Right now, school is pumping me up the butt. That was the grossest thing I have ever said but it is sooo fitting. I feel so overwhelmed with school, I do not even want to think about how my goal was to get an A in both these classes. I do not think that is going to happen. I'll keep trying though. Because if I try as hard as I can, I will pass and get the grade I deserve.
Sunday, I woke up sobbing. Yes sobbing. It was not because someone had died in my dream. It was because I did not get yet another thing I tried so hard to receive.
I have a whole hand full of failures and I love it! I can't believe I just said that. But I do. Who else can say they have tried for x, y, z and a, b, c and have lived from not getting d, e and f! I can! Who else can bounce back as quick as a cheetah and start planning their next 'kill'? I can! And who will keep going despite the setbacks....I will. Because that is who I am, I am a bouncer and I will SUCCEED at doing something one day. I just need to find that thing to succeed at.

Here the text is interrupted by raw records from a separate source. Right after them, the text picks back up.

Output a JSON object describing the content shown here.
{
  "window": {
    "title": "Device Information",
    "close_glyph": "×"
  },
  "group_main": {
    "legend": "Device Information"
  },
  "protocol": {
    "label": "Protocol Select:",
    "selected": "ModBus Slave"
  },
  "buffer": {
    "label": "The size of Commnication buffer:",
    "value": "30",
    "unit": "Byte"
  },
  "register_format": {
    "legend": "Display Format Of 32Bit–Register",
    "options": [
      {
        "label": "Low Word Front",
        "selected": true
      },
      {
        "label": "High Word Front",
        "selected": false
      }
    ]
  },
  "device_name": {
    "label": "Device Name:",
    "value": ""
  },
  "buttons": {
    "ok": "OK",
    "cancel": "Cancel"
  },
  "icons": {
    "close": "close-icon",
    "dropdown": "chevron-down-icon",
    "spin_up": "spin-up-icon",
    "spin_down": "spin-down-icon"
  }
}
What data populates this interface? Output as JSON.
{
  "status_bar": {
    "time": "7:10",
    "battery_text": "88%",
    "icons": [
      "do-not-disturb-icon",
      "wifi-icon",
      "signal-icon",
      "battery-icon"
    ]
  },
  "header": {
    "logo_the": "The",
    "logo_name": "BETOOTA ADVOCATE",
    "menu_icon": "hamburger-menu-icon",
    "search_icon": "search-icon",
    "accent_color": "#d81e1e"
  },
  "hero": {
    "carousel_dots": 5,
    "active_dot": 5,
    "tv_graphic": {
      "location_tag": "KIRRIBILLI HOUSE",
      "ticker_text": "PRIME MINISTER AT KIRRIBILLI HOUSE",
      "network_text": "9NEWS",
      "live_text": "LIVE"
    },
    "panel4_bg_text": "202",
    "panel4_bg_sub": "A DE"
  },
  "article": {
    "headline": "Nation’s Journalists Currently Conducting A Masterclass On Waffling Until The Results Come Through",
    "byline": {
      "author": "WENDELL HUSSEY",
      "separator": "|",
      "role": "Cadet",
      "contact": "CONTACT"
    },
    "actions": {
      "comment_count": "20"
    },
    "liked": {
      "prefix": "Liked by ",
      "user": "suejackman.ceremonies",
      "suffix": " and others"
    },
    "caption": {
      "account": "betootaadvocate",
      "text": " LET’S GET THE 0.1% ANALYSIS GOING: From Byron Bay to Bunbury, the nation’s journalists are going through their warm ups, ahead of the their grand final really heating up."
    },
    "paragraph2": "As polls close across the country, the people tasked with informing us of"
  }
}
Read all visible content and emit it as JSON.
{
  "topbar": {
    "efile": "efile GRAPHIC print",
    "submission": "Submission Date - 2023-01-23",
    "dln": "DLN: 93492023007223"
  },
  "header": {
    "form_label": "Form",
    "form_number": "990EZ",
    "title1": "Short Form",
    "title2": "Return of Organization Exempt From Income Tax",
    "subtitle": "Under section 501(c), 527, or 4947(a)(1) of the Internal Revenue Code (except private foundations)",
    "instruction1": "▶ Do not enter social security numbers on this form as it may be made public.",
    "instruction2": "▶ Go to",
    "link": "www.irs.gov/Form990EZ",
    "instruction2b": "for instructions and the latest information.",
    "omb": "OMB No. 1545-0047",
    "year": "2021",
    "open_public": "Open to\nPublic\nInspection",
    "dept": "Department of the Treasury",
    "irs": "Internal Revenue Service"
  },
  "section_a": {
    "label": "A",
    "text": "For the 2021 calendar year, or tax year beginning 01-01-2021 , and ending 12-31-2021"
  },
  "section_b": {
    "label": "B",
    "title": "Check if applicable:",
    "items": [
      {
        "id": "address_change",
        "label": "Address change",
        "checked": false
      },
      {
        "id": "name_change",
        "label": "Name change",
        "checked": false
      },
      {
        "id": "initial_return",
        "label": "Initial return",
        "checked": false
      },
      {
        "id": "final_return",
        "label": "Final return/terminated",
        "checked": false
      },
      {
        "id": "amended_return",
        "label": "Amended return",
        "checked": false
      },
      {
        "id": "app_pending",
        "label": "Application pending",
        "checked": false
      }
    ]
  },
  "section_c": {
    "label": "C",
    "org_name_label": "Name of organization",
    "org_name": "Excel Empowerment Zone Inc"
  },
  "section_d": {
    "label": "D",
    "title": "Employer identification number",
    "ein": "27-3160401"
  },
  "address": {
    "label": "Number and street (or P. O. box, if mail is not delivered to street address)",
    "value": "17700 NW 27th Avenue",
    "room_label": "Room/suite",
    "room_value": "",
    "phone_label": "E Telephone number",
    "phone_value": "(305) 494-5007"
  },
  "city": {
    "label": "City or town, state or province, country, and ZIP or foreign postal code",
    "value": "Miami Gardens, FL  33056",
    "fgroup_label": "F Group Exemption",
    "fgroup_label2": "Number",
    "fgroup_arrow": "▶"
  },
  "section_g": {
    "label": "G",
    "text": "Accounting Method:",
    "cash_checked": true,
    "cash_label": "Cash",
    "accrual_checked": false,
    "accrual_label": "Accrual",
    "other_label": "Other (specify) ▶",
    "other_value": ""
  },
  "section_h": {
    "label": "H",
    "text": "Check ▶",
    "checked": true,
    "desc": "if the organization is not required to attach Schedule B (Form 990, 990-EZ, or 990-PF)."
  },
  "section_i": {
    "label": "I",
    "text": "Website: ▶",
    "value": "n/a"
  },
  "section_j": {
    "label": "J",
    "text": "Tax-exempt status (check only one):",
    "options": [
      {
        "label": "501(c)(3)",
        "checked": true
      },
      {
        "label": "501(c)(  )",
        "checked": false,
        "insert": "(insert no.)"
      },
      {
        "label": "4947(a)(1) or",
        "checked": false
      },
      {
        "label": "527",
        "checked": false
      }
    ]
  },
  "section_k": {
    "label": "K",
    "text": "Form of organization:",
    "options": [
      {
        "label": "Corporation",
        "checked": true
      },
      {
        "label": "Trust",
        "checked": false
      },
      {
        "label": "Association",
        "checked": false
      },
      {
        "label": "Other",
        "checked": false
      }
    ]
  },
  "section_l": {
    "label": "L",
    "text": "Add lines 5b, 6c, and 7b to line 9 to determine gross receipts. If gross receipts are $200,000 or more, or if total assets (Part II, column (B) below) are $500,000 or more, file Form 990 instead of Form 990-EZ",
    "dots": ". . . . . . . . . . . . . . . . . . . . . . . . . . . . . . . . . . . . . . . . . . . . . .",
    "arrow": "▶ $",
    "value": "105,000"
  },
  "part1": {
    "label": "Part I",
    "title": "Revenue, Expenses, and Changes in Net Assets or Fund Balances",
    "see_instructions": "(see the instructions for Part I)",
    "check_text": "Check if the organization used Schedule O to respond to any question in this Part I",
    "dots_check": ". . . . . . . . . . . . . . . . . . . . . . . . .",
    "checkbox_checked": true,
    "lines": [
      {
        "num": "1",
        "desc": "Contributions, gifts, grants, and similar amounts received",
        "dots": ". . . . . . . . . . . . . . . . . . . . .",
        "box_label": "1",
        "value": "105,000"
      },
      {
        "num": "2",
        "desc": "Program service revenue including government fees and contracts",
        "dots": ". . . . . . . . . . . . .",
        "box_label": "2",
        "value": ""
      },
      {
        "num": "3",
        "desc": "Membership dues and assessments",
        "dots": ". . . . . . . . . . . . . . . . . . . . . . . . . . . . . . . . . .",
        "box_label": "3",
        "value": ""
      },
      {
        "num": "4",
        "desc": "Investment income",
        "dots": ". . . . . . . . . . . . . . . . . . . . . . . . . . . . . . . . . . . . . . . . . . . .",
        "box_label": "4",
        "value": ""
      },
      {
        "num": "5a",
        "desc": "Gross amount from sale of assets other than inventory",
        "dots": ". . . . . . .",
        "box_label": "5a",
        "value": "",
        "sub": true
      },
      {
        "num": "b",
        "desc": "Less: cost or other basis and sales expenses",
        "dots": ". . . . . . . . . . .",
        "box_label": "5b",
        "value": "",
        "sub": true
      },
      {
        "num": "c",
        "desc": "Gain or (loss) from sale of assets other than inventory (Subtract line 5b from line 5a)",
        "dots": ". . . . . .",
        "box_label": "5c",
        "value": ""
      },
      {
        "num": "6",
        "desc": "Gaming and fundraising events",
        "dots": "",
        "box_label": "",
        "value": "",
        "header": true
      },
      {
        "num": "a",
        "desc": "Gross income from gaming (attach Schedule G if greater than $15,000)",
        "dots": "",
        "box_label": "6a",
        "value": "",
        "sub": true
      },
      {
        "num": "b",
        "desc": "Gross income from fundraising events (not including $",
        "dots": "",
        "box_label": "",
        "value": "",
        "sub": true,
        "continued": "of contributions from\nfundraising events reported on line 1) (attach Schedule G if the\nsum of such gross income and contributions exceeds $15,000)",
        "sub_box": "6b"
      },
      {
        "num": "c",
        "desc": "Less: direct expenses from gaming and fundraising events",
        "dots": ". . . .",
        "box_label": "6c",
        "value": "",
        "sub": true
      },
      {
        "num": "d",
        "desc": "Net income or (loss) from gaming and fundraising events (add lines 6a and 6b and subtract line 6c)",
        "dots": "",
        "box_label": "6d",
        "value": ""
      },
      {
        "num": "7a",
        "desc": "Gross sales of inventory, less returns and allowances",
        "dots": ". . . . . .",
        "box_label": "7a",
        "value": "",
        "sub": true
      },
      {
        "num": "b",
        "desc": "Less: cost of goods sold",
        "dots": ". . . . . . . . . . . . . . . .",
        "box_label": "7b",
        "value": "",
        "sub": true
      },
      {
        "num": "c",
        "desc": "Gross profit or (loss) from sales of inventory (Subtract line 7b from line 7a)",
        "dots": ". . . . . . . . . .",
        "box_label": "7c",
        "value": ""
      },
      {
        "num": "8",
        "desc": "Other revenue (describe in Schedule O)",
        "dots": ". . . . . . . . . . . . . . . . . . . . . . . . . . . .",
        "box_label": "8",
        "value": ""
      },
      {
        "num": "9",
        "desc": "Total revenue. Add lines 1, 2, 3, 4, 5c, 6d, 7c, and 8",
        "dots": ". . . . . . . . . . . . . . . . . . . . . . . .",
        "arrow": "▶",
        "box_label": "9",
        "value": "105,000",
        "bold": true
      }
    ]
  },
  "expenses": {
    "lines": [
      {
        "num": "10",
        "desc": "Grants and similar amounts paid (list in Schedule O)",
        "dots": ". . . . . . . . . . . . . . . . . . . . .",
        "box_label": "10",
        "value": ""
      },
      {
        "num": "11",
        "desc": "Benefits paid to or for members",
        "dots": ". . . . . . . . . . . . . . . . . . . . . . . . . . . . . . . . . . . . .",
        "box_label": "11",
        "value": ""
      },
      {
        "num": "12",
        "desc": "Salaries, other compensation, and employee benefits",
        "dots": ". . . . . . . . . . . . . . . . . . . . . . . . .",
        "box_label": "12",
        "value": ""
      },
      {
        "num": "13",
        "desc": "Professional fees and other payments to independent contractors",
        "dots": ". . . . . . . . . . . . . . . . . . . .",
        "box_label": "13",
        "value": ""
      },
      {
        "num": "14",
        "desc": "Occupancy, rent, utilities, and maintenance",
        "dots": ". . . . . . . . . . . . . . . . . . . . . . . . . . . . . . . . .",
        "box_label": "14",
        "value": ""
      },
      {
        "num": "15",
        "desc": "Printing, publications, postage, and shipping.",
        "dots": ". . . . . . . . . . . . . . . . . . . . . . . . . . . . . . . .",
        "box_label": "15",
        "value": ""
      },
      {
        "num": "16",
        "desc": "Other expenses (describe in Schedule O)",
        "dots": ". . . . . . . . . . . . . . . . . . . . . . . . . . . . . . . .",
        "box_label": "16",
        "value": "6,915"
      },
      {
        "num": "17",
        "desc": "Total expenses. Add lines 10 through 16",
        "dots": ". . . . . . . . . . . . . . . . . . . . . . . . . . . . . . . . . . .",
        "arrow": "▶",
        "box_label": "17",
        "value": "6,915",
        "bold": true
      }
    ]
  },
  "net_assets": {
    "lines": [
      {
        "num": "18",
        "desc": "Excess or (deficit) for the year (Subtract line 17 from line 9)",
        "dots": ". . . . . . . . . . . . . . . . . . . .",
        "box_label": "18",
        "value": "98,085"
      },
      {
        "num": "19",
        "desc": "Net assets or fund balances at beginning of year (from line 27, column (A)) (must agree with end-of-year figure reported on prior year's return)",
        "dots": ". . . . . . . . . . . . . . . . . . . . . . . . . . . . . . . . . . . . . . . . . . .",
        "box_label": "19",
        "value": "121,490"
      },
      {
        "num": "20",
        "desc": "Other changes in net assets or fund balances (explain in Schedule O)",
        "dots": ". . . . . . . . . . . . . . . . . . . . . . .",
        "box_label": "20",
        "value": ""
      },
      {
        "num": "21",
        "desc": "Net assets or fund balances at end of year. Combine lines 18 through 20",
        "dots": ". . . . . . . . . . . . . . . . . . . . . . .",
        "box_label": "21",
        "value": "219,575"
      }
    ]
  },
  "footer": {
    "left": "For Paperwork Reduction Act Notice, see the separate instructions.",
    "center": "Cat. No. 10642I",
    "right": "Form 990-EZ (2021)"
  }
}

And I might be looking at this all wrong. Maybe what I need to be looking at succeeding at something completely different. So I am trying to be a good girlfriend, a great student, a wonderful friend, a caring citizen...anything else? Daughter, sister, family member....all of those too.
So that's what I am. I'm not a quitter. I don't give up and I strive for excellence.
Yes, I get down and yes, I wish that I had the capabilities to do whatever I want and get whatever I want, but here is the deal. My grandma told me I have two choices in life, to cry or to laugh. And who wants to be miserable? I obviously don't otherwise why would I be trying. So most the times I choose laughing.
Disappointment makes you a better person. Letdowns make you a better person. You never hear about how getting what you want makes you a better person.
Yeah, that's right. I said it.
And okay, I may be being a little sarcastic and sometimes I don't 100 percent believe what I just said up there at all times. But being sarcastic and somewhat cynical is better than being bitter, miserable and ridiculously unhappy.
Because I was called Happy Hannah and I shall stay Happy Hannah.
It sounds like you're trying really hard and accomplishing a lot. I guess I wouldn't worry so much about everything and enjoy the experience. Hah I like how you describe yourself as a bouncer. Damn clubs!